Thus, ABA and blood gas analysis at admission are acknowledged as important factors within the preoperative evaluation. However, these parameters are not diagnostic for IHPS. Ultrasound, standard bicarbonate and BE were the most important diagnostic parameters in our study. Both groups, IHPS and nonsurgical infants, showed no differences regarding gain of weight during hospital stay, the degree of dehydration, blood pH, sodium, and lactate. However, we found lower standard bicarbonate in the nonsurgical group, which was probably caused by enteral losses due to gastroenteritis.

In infants with IHPS, the degree of alkalosis progressively increases during the period of repeated vomiting [6]. Recently, it was shown in a high-volume monocenter study that easy accessibility to ultrasound did not lead to a lower rate of alkalosis at presentation [7].

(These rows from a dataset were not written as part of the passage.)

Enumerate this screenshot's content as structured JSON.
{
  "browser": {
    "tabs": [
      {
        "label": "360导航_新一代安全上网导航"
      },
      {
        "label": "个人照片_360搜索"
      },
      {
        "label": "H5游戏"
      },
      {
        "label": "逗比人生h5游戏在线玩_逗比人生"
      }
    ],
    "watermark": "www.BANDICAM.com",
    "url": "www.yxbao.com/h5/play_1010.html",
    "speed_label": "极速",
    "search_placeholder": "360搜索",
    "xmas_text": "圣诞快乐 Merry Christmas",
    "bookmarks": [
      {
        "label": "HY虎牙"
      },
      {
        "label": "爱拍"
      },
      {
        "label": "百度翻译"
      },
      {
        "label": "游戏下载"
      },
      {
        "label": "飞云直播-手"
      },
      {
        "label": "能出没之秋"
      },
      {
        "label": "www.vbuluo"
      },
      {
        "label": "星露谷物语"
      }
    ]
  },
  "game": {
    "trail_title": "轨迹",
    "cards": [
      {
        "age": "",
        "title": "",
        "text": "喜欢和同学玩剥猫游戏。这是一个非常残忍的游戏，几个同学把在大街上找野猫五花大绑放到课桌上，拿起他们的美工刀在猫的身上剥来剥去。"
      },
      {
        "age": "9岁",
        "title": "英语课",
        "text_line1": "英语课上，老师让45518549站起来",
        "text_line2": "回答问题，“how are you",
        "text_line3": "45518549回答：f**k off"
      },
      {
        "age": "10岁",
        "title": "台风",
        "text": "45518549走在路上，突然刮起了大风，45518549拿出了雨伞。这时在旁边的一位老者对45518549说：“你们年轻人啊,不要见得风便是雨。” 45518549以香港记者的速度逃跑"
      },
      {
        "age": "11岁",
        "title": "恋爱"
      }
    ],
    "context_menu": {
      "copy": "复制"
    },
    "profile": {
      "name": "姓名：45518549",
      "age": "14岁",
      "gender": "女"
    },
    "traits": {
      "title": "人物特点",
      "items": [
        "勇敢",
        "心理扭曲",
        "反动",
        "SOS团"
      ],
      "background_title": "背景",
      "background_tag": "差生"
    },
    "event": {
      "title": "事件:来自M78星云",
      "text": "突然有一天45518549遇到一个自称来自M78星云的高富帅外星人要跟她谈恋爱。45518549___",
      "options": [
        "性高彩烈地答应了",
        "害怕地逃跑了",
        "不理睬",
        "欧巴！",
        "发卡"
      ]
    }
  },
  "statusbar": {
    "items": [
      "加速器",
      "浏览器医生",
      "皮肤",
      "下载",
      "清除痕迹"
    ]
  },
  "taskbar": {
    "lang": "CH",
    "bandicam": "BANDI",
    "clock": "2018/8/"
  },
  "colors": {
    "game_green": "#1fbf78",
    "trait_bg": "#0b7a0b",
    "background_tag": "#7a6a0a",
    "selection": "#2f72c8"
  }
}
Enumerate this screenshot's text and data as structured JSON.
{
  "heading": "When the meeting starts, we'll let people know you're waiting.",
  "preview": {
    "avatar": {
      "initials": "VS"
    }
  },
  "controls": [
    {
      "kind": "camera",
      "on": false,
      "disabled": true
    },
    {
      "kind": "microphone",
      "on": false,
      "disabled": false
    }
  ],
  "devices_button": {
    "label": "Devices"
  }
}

More than half of our IHPS patients had a moderate to severe elevation of ≥28 mmol/l. This indicates that there was a higher percentage of patients with alkalemia, as reported previously in a meta-analysis [3]. Despite a longer duration of vomiting, the patients in the nonsurgical group had lower levels of alkalosis and bicarbonate, and the BE values were lower and often negative (lactate not significantly elevated). In addition, the infants in the nonsurgical group had a trend toward low Hb. This finding can be explained by a longer duration of symptoms and anemia associated with GER or infection, respectively.

The reported different acid-base patterns in the two groups are concordant with previously presented results [2] [8].

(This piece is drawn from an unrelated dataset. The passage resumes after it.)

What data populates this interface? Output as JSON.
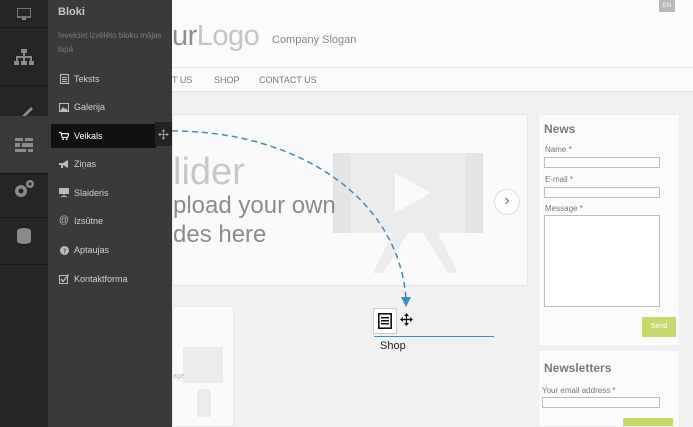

However, as we have shown, there exists a very interesting, small group of patients with IHPS who present with base deficits and acidemia (negative BE) (Table 2). To the best of our knowledge, negative BE in IHPS patients has not been previously described in detail by other researchers [2] [3] [8]. Exclusively, Mullassery et al. [9] reported 2 infants with positive ultrasound, negative BE, and subsequent negative explorations for IHPS. Base deficits in infants with IHPS were previously reported in a small pilot series from our institution [10]. The presented series of a different group of patients confirms our previous observation in a separate group of infants. In clinical practice, negative BE values and lowering of bicarbonate due to dehydration are typical for infants with nonsurgical vomiting due to gastroenteritis or infection [11]. However, in concordance with our pilot series, negative BE occurs in approximately 9% of infants with IHPS. This subgroup was characterized by lower pH, lower pCO₂, lower standard bicarbonate, and higher lactate than the vast majority of infants with IHPS. Hemoglobin and hematocrit were of normal. Increased lactate, as a result of tissue hypoperfusion and acidic ketone bodies, can partly compensate for metabolic alkalosis.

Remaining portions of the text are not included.